In viaggio è il documentario più essenziale finora realizzato da Gianfranco Rosi e, proprio per questo, uno dei più interessanti perché in grado di gettare una luce nuova e maggiormente significativa sul suo modo di intendere il documentario e la conseguente restituzione della realtà ad opera del mezzo filmico.
L’essenzialità è determinata dalla struttura monocorde e lineare del lungometraggio: il regista mostra i vari viaggi del Papa in ordine cronologico, tutti configurati nello stesso modo. Il Pontefice viene inizialmente presentato durante il bagno di folla o mentre incontra le autorità del luogo che visita, poi vengono mostrati alcuni passaggi dei suoi discorsi. Questa struttura, costituita da unità uguali addizionate le une alle altre in senso cronologico, viene rotta da due attriti generati da altrettante dichiarazioni di Francesco a cui seguono i tentativi di scuse o di riappacificazione: l’uso del termine genocidio durante il viaggio in Armenia, a cui è seguita la protesta da parte di Erdogan, e la difesa del vescovo di Osorno in Cile, Juan de la Cruz Barros Madrid, accusato di pedofilia, dal quale in seguito il Papa ha preso le distanze.

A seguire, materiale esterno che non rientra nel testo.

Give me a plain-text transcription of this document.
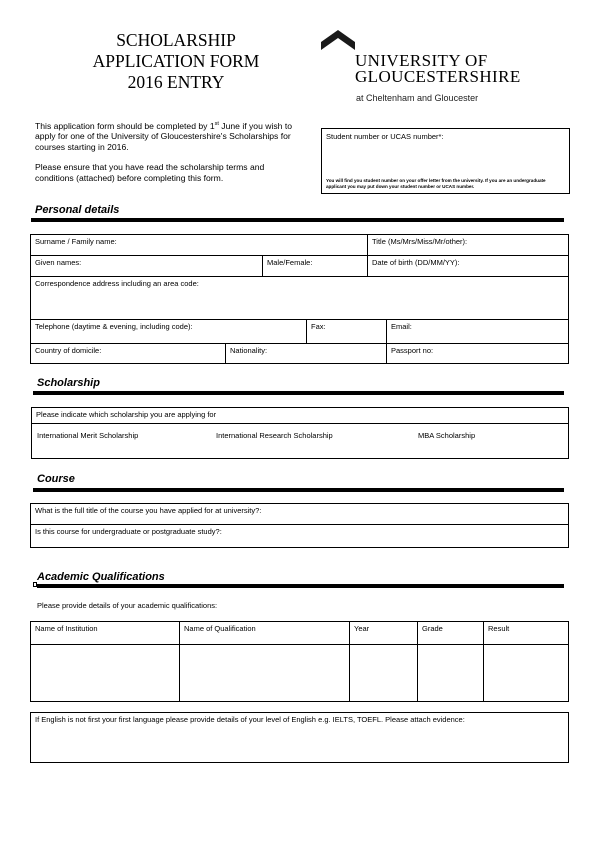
SCHOLARSHIP
APPLICATION FORM
2016 ENTRY
UNIVERSITY OF
GLOUCESTERSHIRE
at Cheltenham and Gloucester

This application form should be completed by 1st June if you wish to apply for one of the University of Gloucestershire's Scholarships for courses starting in 2016.

Please ensure that you have read the scholarship terms and conditions (attached) before completing this form.

Student number or UCAS number*:
You will find you student number on your offer letter from the university. If you are an undergraduate applicant you may put down your student number or UCAS number.
Personal details
Surname / Family name:	Title (Ms/Mrs/Miss/Mr/other):
Given names:	Male/Female:	Date of birth (DD/MM/YY):
Correspondence address including an area code:
Telephone (daytime & evening, including code):	Fax:	Email:
Country of domicile:	Nationality:	Passport no:
Scholarship
Please indicate which scholarship you are applying for
International Merit Scholarship	International Research Scholarship	MBA Scholarship
Course
What is the full title of the course you have applied for at university?:
Is this course for undergraduate or postgraduate study?:
Academic Qualifications
Please provide details of your academic qualifications:
Name of Institution	Name of Qualification	Year	Grade	Result
If English is not first your first language please provide details of your level of English e.g. IELTS, TOEFL. Please attach evidence:
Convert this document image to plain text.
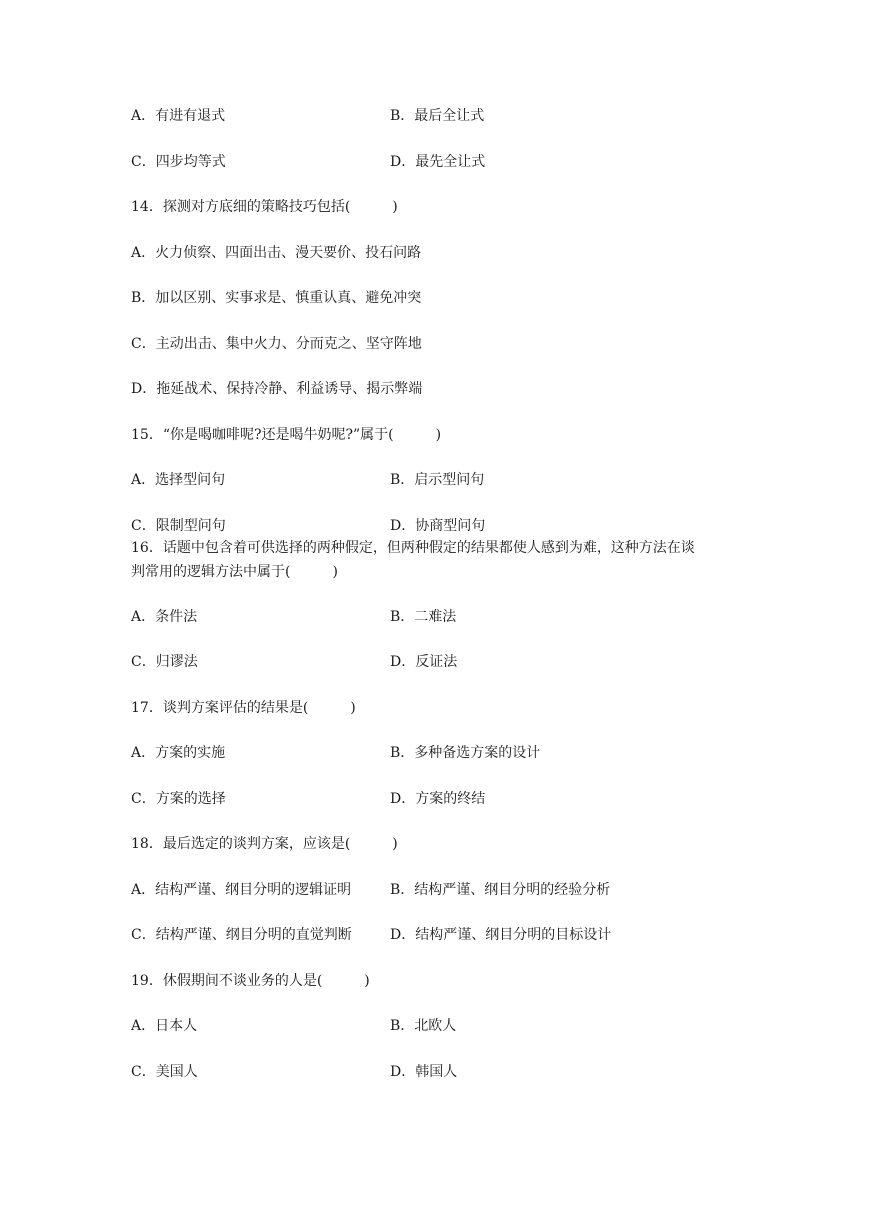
A．有进有退式	B．最后全让式
C．四步均等式	D．最先全让式
14．探测对方底细的策略技巧包括(　　　)
A．火力侦察、四面出击、漫天要价、投石问路
B．加以区别、实事求是、慎重认真、避免冲突
C．主动出击、集中火力、分而克之、坚守阵地
D．拖延战术、保持冷静、利益诱导、揭示弊端
15．“你是喝咖啡呢?还是喝牛奶呢?”属于(　　　)
A．选择型问句	B．启示型问句
C．限制型问句	D．协商型问句
16．话题中包含着可供选择的两种假定，但两种假定的结果都使人感到为难，这种方法在谈
判常用的逻辑方法中属于(　　　)
A．条件法	B．二难法
C．归谬法	D．反证法
17．谈判方案评估的结果是(　　　)
A．方案的实施	B．多种备选方案的设计
C．方案的选择	D．方案的终结
18．最后选定的谈判方案，应该是(　　　)
A．结构严谨、纲目分明的逻辑证明	B．结构严谨、纲目分明的经验分析
C．结构严谨、纲目分明的直觉判断	D．结构严谨、纲目分明的目标设计
19．休假期间不谈业务的人是(　　　)
A．日本人	B．北欧人
C．美国人	D．韩国人
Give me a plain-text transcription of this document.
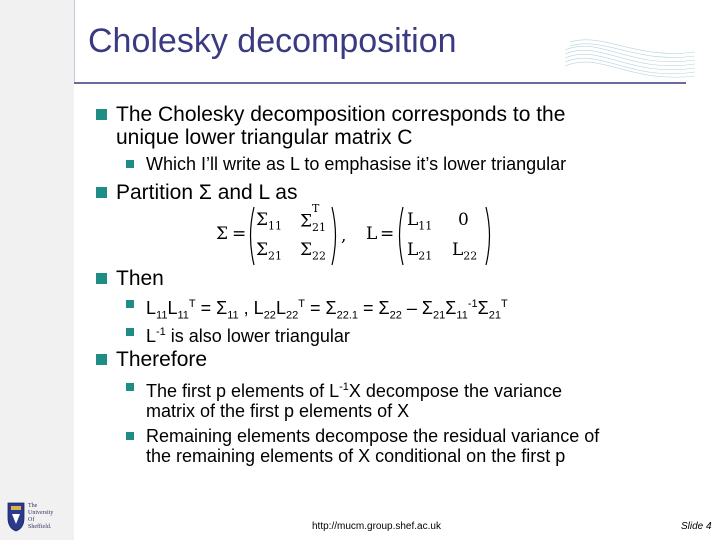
Cholesky decomposition
The Cholesky decomposition corresponds to the
unique lower triangular matrix C
Which I’ll write as L to emphasise it’s lower triangular
Partition Σ and L as
Σ =
$\Sigma_{11}$ $\Sigma_{21}^T$
$\Sigma_{21}$ $\Sigma_{22}$
, L =
$L_{11}$ 0
$L_{21}$ $L_{22}$
Then
$L_{11}L_{11}^T = \Sigma_{11}$ , $L_{22}L_{22}^T = \Sigma_{22.1} = \Sigma_{22} - \Sigma_{21}\Sigma_{11}^{-1}\Sigma_{21}^T$
$L^{-1}$ is also lower triangular
Therefore
The first p elements of $L^{-1}X$ decompose the variance
matrix of the first p elements of X
Remaining elements decompose the residual variance of
the remaining elements of X conditional on the first p
The
University
Of
Sheffield.	http://mucm.group.shef.ac.uk	Slide 4
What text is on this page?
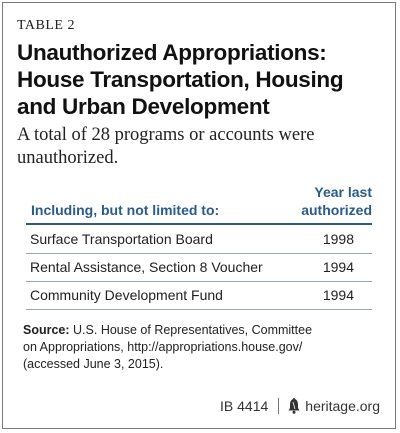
TABLE 2
Unauthorized Appropriations:
House Transportation, Housing
and Urban Development
A total of 28 programs or accounts were
unauthorized.
Including, but not limited to:
Year last
authorized
Surface Transportation Board	1998
Rental Assistance, Section 8 Voucher	1994
Community Development Fund	1994
Source: U.S. House of Representatives, Committee
on Appropriations, http://appropriations.house.gov/
(accessed June 3, 2015).
IB 4414	heritage.org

Inoltre, In viaggio è costituito unicamente da materiale d’archivio: quello realizzato dalle telecamere del Vaticano, quello personale di Rosi (ad esempio, prima del viaggio di Francesco in Messico viene mostrato l’assassino di El Sicario – Room 164 mentre si sistema la maschera allo specchio) e altro di repertorio (ad esempio, prima del viaggio in Giappone del Pontefice vengono esibite delle sequenze in bianco e nero riguardanti le prime cure ai sopravvissuti con ustioni delle bombe nucleari che portarono alla conclusione della Seconda guerra mondiale). Per questo motivo, In Viaggio è privo del metodo di ripresa di Rosi, caratterizzato da un lungo lavoro preparatorio finalizzato ad ottenere la conoscenza approfondita dei luoghi e delle persone che compariranno nel lungometraggio. Viene meno anche l’auto-contenimento da parte del regista in uno spazio geografico chiuso, tipico della sua produzione ad esclusione di Notturno, che tuttavia viene controbilanciata dalla limitazione ad un unico personaggio, a sua volta circoscritto ad un unico messaggio e alla realizzazione di un ritratto monodimensionale. Francesco, infatti, viene raccontato facendo riferimento ad un corpus omogeneo di discorsi e opinioni, velando opportunatamente altri aspetti più problematici legati al suo passato o all’operato del suo pontificato [1]. Rosi seleziona quindi un unico aspetto del Pontefice, tentando non di realizzare un ritratto esaustivo fatto di luci e ombre, come inevitabilmente potrebbe accadere di fronte a personaggi pubblici di questa caratura e altezza. Di Francesco ci viene mostrata unicamente la sua infaticabile opera di diffusione della pace e del messaggio evangelico incentrato sulla fratellanza e sulla solidarietà fra gli uomini, con particolare rilievo alle sofferenze dei migranti.